Mailing List lml@lancaironline.net Message #19129
From: <earl_schroeder@juno.com>
Sender: Marvin Kaye <marv@lancaironline.net>
Subject: Re: [LML] Re: lightning strikes in composite planes -- a note about power dissipation
Date: Wed, 11 Jun 2003 15:56:38 -0400
To: <lml>
Hi Charles,
Thanks for your thoughts on the lightning strike subject.  If the
following quote is true, I would feel a lot better.  However, I've
attended all (known to me) lightning forums presented at Oshkosh in the
last 20 years and for the most part I came away scared to death to fly my
glass Lancair in a sky shared by thunderstorms.  I would prefer to
believe your 'insulation' theory.  I have 30+ years of
instrument/electrical experience with GE which may be the reason I'm
skeptical. The abundant thunderstorms in S Indiana keep me grounded in
the Lancair when I will fly the Cessna (but not in thunderstorm clouds). Until I'm convinced otherwise, I reluctantly advise future builders to
stick with metal airplanes if you plan to fly in the Summer in the
Midwest. I certainly hope others will jump in to help convince me my
heightened fears should be downgraded to at least YELLOW and below.

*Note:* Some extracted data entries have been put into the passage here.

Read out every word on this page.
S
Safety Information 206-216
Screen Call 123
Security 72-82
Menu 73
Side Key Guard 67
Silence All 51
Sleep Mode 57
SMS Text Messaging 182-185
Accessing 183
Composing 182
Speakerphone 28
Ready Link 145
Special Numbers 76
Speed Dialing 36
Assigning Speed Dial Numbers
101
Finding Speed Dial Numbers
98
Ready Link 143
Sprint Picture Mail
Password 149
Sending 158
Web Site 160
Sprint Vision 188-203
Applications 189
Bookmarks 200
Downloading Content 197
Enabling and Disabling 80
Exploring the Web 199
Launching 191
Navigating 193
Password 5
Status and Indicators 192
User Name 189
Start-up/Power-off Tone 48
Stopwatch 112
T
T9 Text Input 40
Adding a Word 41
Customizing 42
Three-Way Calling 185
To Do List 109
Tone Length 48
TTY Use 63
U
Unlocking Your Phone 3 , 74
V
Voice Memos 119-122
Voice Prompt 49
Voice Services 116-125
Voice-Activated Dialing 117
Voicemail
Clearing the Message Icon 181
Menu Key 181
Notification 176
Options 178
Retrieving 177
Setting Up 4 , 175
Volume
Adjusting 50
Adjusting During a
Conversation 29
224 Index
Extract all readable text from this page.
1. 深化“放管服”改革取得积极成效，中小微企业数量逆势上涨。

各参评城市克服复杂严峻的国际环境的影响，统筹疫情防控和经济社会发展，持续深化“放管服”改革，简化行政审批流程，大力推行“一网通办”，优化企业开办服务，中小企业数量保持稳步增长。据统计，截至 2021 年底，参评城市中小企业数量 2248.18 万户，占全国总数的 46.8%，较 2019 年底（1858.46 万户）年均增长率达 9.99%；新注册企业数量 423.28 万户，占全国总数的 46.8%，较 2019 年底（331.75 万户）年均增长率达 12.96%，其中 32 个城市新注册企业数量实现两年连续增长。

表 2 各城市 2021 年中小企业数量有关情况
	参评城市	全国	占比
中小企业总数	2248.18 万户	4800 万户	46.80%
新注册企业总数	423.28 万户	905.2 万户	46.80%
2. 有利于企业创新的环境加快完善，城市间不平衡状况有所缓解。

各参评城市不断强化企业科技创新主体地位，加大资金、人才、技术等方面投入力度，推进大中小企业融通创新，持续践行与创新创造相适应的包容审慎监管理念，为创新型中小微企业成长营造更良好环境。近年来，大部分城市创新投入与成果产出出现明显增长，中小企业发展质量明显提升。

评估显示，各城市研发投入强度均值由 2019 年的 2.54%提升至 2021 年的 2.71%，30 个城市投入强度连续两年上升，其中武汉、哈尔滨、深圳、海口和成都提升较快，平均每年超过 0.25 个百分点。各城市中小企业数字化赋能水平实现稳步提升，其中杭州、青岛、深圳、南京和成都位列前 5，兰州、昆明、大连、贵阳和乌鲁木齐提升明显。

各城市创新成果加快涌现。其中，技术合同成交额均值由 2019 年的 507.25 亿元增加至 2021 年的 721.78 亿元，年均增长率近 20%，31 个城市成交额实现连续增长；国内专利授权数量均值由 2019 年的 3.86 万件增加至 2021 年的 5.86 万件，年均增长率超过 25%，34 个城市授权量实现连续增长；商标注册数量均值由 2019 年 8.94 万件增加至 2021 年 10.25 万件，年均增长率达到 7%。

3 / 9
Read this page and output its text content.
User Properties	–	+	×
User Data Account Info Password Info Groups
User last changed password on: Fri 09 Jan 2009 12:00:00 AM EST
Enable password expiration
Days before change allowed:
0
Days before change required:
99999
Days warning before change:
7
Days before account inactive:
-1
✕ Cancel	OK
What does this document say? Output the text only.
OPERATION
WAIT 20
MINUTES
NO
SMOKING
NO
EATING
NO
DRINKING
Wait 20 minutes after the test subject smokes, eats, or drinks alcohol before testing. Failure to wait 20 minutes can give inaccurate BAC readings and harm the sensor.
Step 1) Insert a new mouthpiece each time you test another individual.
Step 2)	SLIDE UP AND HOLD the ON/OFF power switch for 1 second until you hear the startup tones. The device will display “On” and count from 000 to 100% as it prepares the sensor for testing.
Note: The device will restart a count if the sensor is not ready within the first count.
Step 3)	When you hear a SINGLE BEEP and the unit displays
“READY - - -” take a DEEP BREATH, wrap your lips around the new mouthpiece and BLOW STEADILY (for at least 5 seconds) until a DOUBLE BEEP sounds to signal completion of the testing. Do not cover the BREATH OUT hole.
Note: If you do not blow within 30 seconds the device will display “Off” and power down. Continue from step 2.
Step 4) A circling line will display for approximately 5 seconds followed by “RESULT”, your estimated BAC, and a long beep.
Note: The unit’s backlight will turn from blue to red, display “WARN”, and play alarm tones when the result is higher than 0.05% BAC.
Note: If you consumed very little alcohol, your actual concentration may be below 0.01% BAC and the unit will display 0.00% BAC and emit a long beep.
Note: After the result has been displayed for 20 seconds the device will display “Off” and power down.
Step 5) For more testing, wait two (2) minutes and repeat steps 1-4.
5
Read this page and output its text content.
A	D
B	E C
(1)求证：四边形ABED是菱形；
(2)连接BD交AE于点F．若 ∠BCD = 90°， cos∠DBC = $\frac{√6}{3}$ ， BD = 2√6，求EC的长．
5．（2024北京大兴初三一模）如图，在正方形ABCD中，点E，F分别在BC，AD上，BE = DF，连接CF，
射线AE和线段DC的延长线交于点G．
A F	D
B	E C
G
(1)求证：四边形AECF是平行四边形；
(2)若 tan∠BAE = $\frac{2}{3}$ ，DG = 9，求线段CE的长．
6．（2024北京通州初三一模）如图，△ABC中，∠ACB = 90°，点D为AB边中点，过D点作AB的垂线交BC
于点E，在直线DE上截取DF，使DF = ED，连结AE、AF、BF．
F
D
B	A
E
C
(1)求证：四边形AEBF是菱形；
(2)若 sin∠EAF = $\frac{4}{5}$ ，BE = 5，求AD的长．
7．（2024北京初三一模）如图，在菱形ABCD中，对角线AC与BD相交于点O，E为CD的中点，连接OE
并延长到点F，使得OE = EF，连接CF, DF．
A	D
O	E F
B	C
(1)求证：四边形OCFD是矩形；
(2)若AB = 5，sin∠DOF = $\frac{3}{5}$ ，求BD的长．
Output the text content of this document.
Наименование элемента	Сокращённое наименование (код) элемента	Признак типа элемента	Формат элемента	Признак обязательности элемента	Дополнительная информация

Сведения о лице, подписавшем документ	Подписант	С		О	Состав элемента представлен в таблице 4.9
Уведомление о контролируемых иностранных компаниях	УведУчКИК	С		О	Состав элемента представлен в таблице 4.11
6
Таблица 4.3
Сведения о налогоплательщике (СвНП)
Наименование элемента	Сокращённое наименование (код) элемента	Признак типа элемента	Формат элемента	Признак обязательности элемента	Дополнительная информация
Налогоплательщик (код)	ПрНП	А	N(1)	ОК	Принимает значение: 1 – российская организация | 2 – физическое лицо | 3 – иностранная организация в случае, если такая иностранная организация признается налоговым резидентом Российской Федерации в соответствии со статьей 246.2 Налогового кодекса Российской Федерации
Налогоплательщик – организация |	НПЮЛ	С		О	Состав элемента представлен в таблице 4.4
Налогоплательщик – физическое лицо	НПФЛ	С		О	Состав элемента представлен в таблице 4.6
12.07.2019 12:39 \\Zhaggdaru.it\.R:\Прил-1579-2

Earl E Schroeder Lancair N233EE Cessna N3595J
Evansville, Indiana  47712



4) And finally, the glass cloth model. Glass/epoxy is less  conductive than air and therefore doesn’t carry any current at all therefore no  power dissipation. The lighting bolt can strike through the glass to a conductive surface, such as carbon or aluminum at which point the equations above take over for the path. But typical numbers used to design electrical insulation have values like 1KV/milliinch of
thickness
so with only a few mills of glass insulation, the air breaks down and the electricity follows the ionized path in air (read lightning bolt!) It just plain doesn’t want to go in the glass/epoxy at all.